君の世界からわたしが消えても。

「奏汰は、息子は……、私が誰なのかをわかっていないようでした」


 いろいろな可能性について考え込んでいる中、カナのお母さんの消え入るような声が聞こえた。


「え……、カナはお母さんのこと、覚えてなかったんですか……?」


 わたしの問いに、その細い肩を震わせた。


 そんなこと、信じられない。


 信じたくないよ。


 だって、カナはミヅキのことは覚えてた。


 産んでくれた親のことさえ覚えていないのに、それでもミヅキを覚えていたなんて、カナはどれだけミヅキのことを想っていたんだろう……。


 そこで浮かんだ、ひとつの可能性。


 もしかしたら、カナは……。


「そうかもしれないと、今考えていたところでした」


 眉を寄せてそう返したおじいちゃん先生の言葉に、さらに重くなる部屋の空気。


 数分前までは、カナが目覚めたことを喜んでいたのに、もうそうは思えない。


 わたしたちは声を発することも忘れ、想像すらしていなかった状況に、ただ打ちひしがれた。

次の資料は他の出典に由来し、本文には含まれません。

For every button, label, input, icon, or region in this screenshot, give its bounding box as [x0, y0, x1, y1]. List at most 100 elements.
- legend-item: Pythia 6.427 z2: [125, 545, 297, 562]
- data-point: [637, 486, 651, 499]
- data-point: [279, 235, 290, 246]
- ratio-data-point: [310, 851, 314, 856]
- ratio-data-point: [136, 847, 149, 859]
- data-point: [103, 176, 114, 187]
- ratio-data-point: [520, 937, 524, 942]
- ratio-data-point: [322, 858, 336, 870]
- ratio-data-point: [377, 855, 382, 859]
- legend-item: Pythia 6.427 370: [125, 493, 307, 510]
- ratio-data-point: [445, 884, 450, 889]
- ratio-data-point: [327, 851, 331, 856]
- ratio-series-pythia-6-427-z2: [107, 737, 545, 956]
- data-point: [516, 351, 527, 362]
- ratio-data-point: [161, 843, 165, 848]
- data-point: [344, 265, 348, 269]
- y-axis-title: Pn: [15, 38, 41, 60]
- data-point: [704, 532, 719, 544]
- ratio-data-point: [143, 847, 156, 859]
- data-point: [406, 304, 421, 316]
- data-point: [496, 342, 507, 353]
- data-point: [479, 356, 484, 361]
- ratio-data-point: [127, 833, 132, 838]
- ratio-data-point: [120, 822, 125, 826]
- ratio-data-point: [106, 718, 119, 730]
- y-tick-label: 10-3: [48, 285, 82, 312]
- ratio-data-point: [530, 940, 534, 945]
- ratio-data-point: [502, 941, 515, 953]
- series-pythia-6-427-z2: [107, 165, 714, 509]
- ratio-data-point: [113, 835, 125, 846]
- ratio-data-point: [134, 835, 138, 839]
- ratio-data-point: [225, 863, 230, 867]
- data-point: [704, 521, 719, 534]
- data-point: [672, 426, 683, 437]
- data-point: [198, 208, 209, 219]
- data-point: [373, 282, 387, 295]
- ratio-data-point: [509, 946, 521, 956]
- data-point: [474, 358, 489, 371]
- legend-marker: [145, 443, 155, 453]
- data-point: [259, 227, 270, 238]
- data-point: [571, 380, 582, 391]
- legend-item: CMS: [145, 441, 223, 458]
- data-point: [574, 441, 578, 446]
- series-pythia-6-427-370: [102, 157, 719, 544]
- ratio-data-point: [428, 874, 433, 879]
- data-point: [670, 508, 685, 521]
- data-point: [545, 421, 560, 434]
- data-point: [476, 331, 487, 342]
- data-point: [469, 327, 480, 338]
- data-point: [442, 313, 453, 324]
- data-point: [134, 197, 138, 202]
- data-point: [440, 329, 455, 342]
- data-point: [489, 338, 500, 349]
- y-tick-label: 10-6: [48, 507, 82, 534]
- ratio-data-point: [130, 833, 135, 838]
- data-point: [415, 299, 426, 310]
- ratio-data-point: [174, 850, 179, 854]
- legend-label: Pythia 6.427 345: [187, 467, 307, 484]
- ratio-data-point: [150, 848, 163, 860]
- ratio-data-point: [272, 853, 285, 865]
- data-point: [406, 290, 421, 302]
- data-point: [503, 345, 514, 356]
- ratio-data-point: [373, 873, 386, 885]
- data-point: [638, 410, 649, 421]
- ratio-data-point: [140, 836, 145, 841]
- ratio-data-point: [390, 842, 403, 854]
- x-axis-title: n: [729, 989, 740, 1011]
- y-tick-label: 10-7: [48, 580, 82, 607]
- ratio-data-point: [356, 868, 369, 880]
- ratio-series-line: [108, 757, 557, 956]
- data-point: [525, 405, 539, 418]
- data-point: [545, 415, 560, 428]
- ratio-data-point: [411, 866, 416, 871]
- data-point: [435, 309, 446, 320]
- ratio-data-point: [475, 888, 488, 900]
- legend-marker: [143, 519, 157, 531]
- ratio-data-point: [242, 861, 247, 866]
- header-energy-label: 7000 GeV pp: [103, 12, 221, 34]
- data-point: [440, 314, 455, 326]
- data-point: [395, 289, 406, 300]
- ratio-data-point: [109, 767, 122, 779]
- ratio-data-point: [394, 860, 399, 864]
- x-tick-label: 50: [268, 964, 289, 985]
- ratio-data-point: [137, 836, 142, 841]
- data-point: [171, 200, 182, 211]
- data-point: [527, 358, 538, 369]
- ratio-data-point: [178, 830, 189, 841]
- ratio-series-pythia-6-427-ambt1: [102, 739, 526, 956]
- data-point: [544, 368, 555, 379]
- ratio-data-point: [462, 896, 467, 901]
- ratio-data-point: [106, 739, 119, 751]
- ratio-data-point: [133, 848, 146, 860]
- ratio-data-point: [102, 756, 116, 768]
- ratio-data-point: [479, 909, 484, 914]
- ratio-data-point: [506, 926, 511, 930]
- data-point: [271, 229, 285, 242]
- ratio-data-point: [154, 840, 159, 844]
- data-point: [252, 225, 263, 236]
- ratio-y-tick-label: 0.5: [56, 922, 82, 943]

「夏目くんが一部の記憶を失っているのだと、これではっきりしました。そこで、これは可能性の一つなのですが……」


 そう言ったおじいちゃん先生は心底気の毒そうな顔で、告げた。


「もしかしたら、彼は……」


 先生がこれから話すことが、どうかわたしの想像していた現実と、違っていますように。


 心の中でそう祈りながら、胸に過ぎる一抹の不安に、ただ怯えていることしかできなかった。